Many of you who have never dipped their imaginations in the ambiguous waters of science fiction won’t be familiar with Dune. You might also not know that Villeneuve directed the astonishing Sicario, a bloody tale starring Emily Blunt as an FBI agent who sets out to bring down a powerful Mexican cartel boss. Or that he also directed the even more astonishing Arrival, a science fiction story about an attempt by a linguist to communicate with aliens who’ve landed on Earth. Or that, most recently, he directed Blade Runner 2049, the sequel to Ridley Scott’s Blade Runner.
That’s the director. But how about the book? Have you read Dune? It was written by an American writer called Frank Herbert and published in 1965. It won the top awards for science fiction in that year and has remained the favourite of literally hundreds of thousands, if not millions, of sci-fi fans.
It’s a novel that defies easy explanation.

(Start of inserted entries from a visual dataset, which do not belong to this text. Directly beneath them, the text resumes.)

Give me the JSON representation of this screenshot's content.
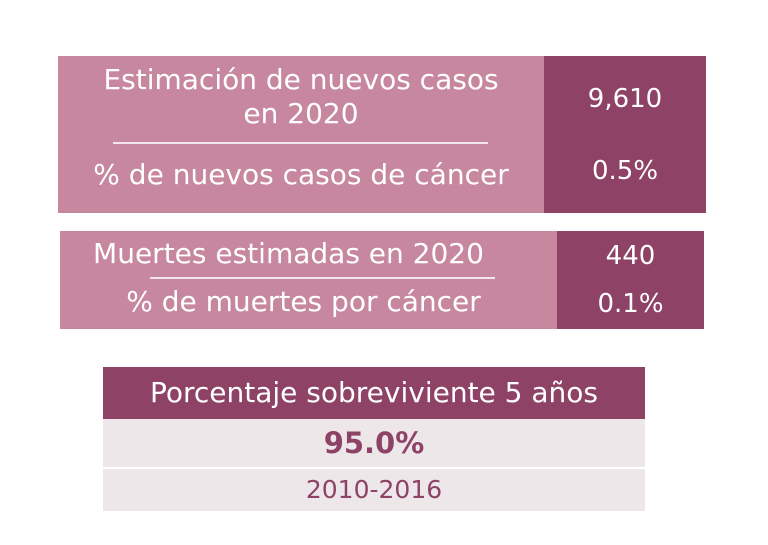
{
  "new_cases": {
    "label_line1": "Estimación de nuevos casos",
    "label_line2": "en 2020",
    "value": "9,610",
    "pct_label": "% de nuevos casos de cáncer",
    "pct_value": "0.5%"
  },
  "deaths": {
    "label": "Muertes estimadas en 2020",
    "value": "440",
    "pct_label": "% de muertes por cáncer",
    "pct_value": "0.1%"
  },
  "survival": {
    "title": "Porcentaje sobreviviente 5 años",
    "value": "95.0%",
    "period": "2010-2016"
  },
  "colors": {
    "light_mauve": "#c7879f",
    "dark_plum": "#8e4266",
    "light_gray": "#ede7ea"
  }
}
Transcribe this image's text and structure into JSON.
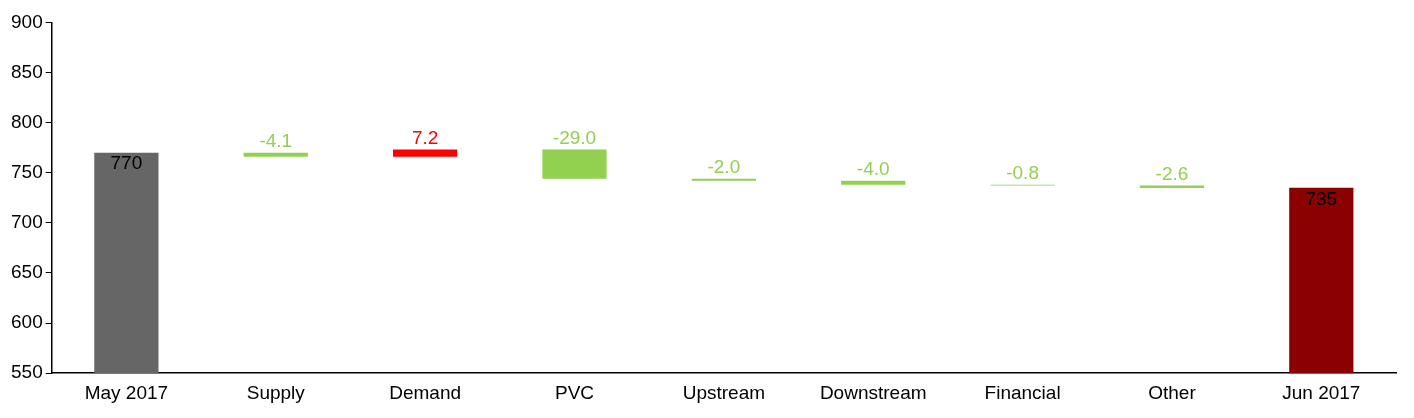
{
  "chart_data": {
    "type": "bar",
    "categories": [
      "May 2017",
      "Supply",
      "Demand",
      "PVC",
      "Upstream",
      "Downstream",
      "Financial",
      "Other",
      "Jun 2017"
    ],
    "values": [
      770,
      -4.1,
      7.2,
      -29.0,
      -2.0,
      -4.0,
      -0.8,
      -2.6,
      735
    ],
    "base": [
      null,
      770,
      765.9,
      773.1,
      744.1,
      742.1,
      738.1,
      737.3,
      null
    ],
    "colors": [
      "#666666",
      "#92d050",
      "#ff0000",
      "#92d050",
      "#92d050",
      "#92d050",
      "#92d050",
      "#92d050",
      "#8b0000"
    ],
    "value_labels": [
      "770",
      "-4.1",
      "7.2",
      "-29.0",
      "-2.0",
      "-4.0",
      "-0.8",
      "-2.6",
      "735"
    ],
    "ylim": [
      550,
      900
    ],
    "yticks": [
      550,
      600,
      650,
      700,
      750,
      800,
      850,
      900
    ],
    "grid": false,
    "legend": false
  }
}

In fact, it has also defied easy translation into film. Through the early 1970s, various unsuccessful attempts were made to adapt it by various producers. The stories that emerged from one failure (by the director Alejandro Jodorowsky) are quite astonishing. For instance: Salvador Dali demanded $100 000 an hour to play the Emperor. Jodorowsky agreed to his terms – but ensured that Dali would be required for just one hour of shooting. The money that was raised, was withdrawn by the investors when the project threatened to balloon into a twelve-hour epic.
David Lynch made a version of the novel, or at least the first hundred pages of it – but in typical fashion he imposed his particular vision to such a degree that the film that emerged from his editing rooms bore little resemblance to the novel.*
Dune is set in the far distant future where the galaxy is ruled by an Emperor. Beneath him, vying for power among themselves, are a number of noble families. A semi-secret sisterhood called the Bene Gesserit strives to control the future through a programme of carefully orchestrated breeding. Commerce between the stars is controlled by a single organisation. Central to the economy of the galaxy is a drug, melange, which promotes longevity.
Melange is found in only one location – on the desert planet of Arrakis. On Arrakis, water is wealth. An ecology has developed in response to Arrakis’s aridity, and the native society of Fremen has evolved customs that are utterly strange to an outsider, but make absolute environmental and survival sense.
These are the bare bones of Herbert’s world-building. What’s instructive about Dune (and the books that followed it in a series that ultimately numbered six novels) is that he followed ruthlessly, and logically, the consequences of his premises.
Think about it: you imagine a world which is the only source of a drug that is valuable beyond measure, bequeathing on its users immortality, or something close to it. Then make that planet as dry and desiccated as the Namib Desert, where the only source of water is the dew that falls each night.
Then put a society of desert dwellers onto the planet, whose society has evolved in response to the presence of the drug, on the one hand, and the scarcity of water on the other.
So, one of the consequences is that the Fremen revere water so greatly that when one of their number dies, his water is reclaimed. His flesh might belong to him, they say, but his water belongs to the tribe.
The lesson we can learn from Frank Herbert is this: when you invent a world (and every novel invents a world, not just science fiction novels), the determining principles you establish of character and technology and family history, have consequences. The character will behave in character. The technology (cell-phones, radio, the internal combustion engine – it all depends on the era in which you set your story) will enable certain kinds of plot development and inhibit others. The history of your protagonist will motivate certain decisions and deflect your character from making others.
This, after all, is a matter of respecting the foundations of your story. Having once established that your character is frightened of strangers, you have to respect that fear through all the events that constitute her journey through the story.
This is both liberating – constraints in fiction are always liberating, didn’t you know? – and respectful of your own invention.
Now, I have to get back to Dune again, which I’m rereading for the umpteenth time.
Oh, except to say, don’t miss the movie.
*The film won a Stinkers Bad Movie Award for Worst Picture.